Have you ever thought about what you would say to your younger self?
- Take this job, not that job?
- Give vegetables a chance. They’re good for you.
- At all costs, invest in a company called Google, Apple, or Yahoo?
What insights have you learned on your journey that would have been beneficial to know 5, 10, or 20 years ago?
Moments of reflection like this are as close to a do-over that we may get in life. If I could have a conversation with the younger me, I would stress the importance of identity. Without having the issue of our identity resolved, we will struggle through life, blindly grasping as we try to figure it out.
We are not that different from the Israelites, who are set apart by God yet struggle with maintaining their identity.
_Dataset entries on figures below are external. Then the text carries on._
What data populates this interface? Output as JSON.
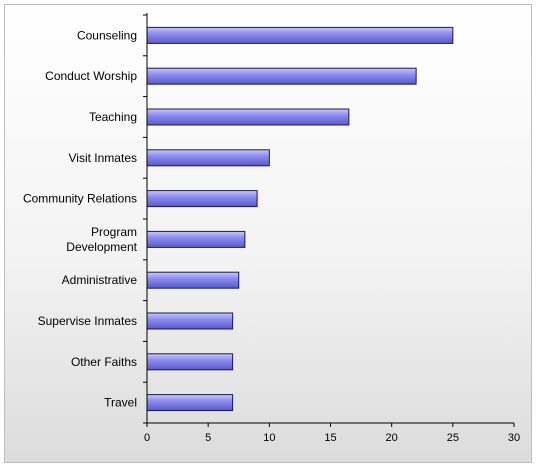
{
  "chart_data": {
    "type": "bar",
    "orientation": "horizontal",
    "categories": [
      "Counseling",
      "Conduct Worship",
      "Teaching",
      "Visit Inmates",
      "Community Relations",
      "Program Development",
      "Administrative",
      "Supervise Inmates",
      "Other Faiths",
      "Travel"
    ],
    "category_lines": [
      [
        "Counseling"
      ],
      [
        "Conduct Worship"
      ],
      [
        "Teaching"
      ],
      [
        "Visit Inmates"
      ],
      [
        "Community Relations"
      ],
      [
        "Program",
        "Development"
      ],
      [
        "Administrative"
      ],
      [
        "Supervise Inmates"
      ],
      [
        "Other Faiths"
      ],
      [
        "Travel"
      ]
    ],
    "values": [
      25,
      22,
      16.5,
      10,
      9,
      8,
      7.5,
      7,
      7,
      7
    ],
    "title": "",
    "xlabel": "",
    "ylabel": "",
    "xlim": [
      0,
      30
    ],
    "xticks": [
      "0",
      "5",
      "10",
      "15",
      "20",
      "25",
      "30"
    ],
    "grid": false,
    "legend": "none",
    "colors": {
      "bar_light": "#c8c8ff",
      "bar_mid": "#8c8cf0",
      "bar_dark": "#5a5ac8",
      "bar_edge": "#1a1a4a",
      "axis": "#000000"
    }
  }
}
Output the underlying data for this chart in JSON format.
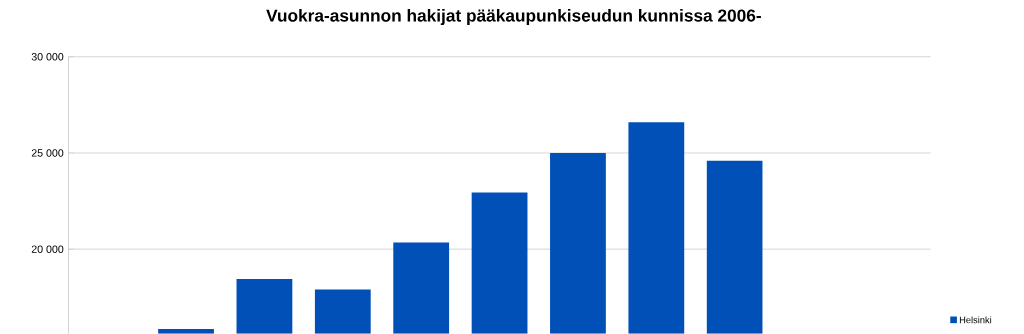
{
  "chart_data": {
    "type": "bar",
    "title": "Vuokra-asunnon hakijat pääkaupunkiseudun kunnissa 2006-",
    "categories": [
      null,
      null,
      null,
      null,
      null,
      null,
      null,
      null,
      null,
      null,
      null
    ],
    "series": [
      {
        "name": "Helsinki",
        "color": "#0050b8",
        "values": [
          null,
          15850,
          18450,
          17900,
          20350,
          22950,
          25000,
          26600,
          24600,
          null,
          null
        ]
      }
    ],
    "ylim": [
      15600,
      30000
    ],
    "yticks": [
      {
        "value": 20000,
        "label": "20 000"
      },
      {
        "value": 25000,
        "label": "25 000"
      },
      {
        "value": 30000,
        "label": "30 000"
      }
    ],
    "grid": "y",
    "legend": "right",
    "tick_labels": "y"
  }
}
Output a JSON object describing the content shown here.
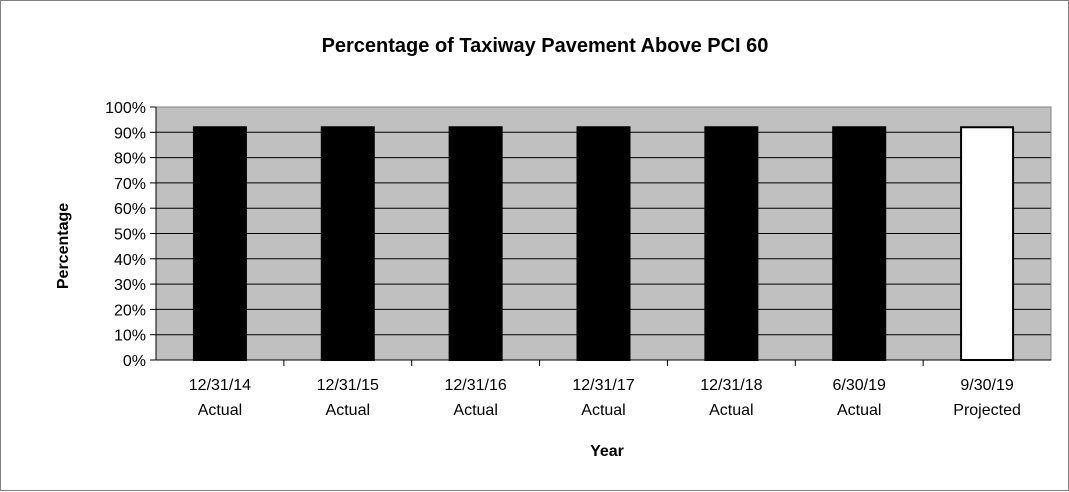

They found themselves enticed by idols and the lifestyles of other nations, and over and over, this landed them in captivity.
When you choose to live outside of your God-designed identity, you will experience difficulties, and consequences never meant for you to encounter.
You know a culture and society are struggling with identity when they begin to redefine matters that God has defined. This is an attempt to sow seeds of confusion and redirect a generation away from the One who made them, pursues them, and knows them by name.
God is the Divine Designer who has created you with purpose and value and prepares a future filled with hope and promise. This matter of identity must be resolved to experience everything that God has created us for and be all that God has created us to become.
In most cases, when there’s an identity crisis in scripture, God Himself comes down to set things right. We see this in the case of Abram and Sarai when God explains to them that they would be the parents of a nation as numerous as the stars in the sky and the sand on the shore.
Abram questioned God, and Sarai laughed because of how they saw themselves. They could not reconcile the promise of God with the current status.
God changed their names to help them see what He saw.
- Abram became Abraham which means father of many nations.
- Sarai became Sarah which means mother of many nations.
Name changes illustrated a new identity that established a new trajectory in life. In the New Testament, Simon’s name was changed to Peter, and Saul’s name changed to Paul to give them a new direction in life.
Don’t allow the names others call you to silence the new creation you are in Jesus. You are no longer the person you were, no longer the names you’ve been called. You have been given a new identity, a fresh start in Jesus.
- You are a chosen people, a royal priesthood, a people belonging to God.
- You are a son or daughter of God.
- You have been set free.
- God has separated your sin from you as far as the east is from the west.
Don’t settle for anything less than the new creation God is working out in you.
There is a reason why the enemy is working overtime at keeping you from walking in your God-ordained identity. He knows the potential that exists when we are fully surrendered to who God says we are.
Satan will work to put labels on you, confuse you with pronouns, and discourage you by reminding you of your past, but that no longer defines you. If you are experiencing an identity crisis, it’s because you are on the cusp of becoming who God says you are, and that poses a threat to the devil.
The enemy of your soul knows that his weapons formed against you cannot prosper when you know who you are in Christ.
The further we stray from our identity in Christ, the more incomplete we become.
There is no finding “ourselves” outside of Jesus. The more we try, the more desperate we become and will settle for something far less than who we are meant to be.
In Genesis 32, Jacob is at a crossroads. He is a son of promise, but he has made a terrible mess of his life. He has left a trail of broken relationships in his past, and now the effects of his poor character have caught up with him.
Suddenly he finds a stranger near him, who he later identifies as God. But before that discovery is made, the two begin to wrestle. The abrupt appearance of God to Jacob indicates that God had been there, but at this moment, Jacob sees Him.
God appears to Jacob in the middle of the night, at the darkest point of the day, which tells us that God is with us at the lowest points in life.
God has been with Jacob, but he was unaware because he neither recognized God’s omnipresence nor walked in his correct identity. Nevertheless, as a child of God, He has promised never to leave or forsake you.
Jacob engages God in a wrestling match because he has some things he needs to work out with God. He’s accustomed to outwitting or overpowering others to get what he wants, but now he is facing someone he can’t scam.
And so, as he wrestles with God, he has a decision to make. Do I continue living as I have, making a mess of people, places, and things? Or do I surrender to God’s ordained identity for me? God will give us moments on our journey like this where we will wrestle with God over the future.
This wrestling match may come in the form of a loss of job, tension with family and friends, or the consequences of our choices catching up with us, or we get a sober glimpse of who we are and don’t know what to do.
Whatever the circumstances, don’t waste that moment. Turn to God and wrestle with Him for as long as it takes for you to discover that everything you’ve been chasing can only be found in Him.
As the dawn breaks, Jacob asks God for a blessing. He wasn’t asking for wealth. He was wealthy. He wasn’t asking for land. God had already promised him land.
Jacob needed God to take the broken pieces of his life and give him a new identity.
So God asks Jacob his name. God needs Jacob to see who He is so that when He sees what He can become, he will never want to go back. Jacob’s name change gave him a new identity and a new direction.
2 Corinthians 5:17 declares that you are a new creation in Christ; the old is gone, and the new has come. It’s a done deal. Live accordingly!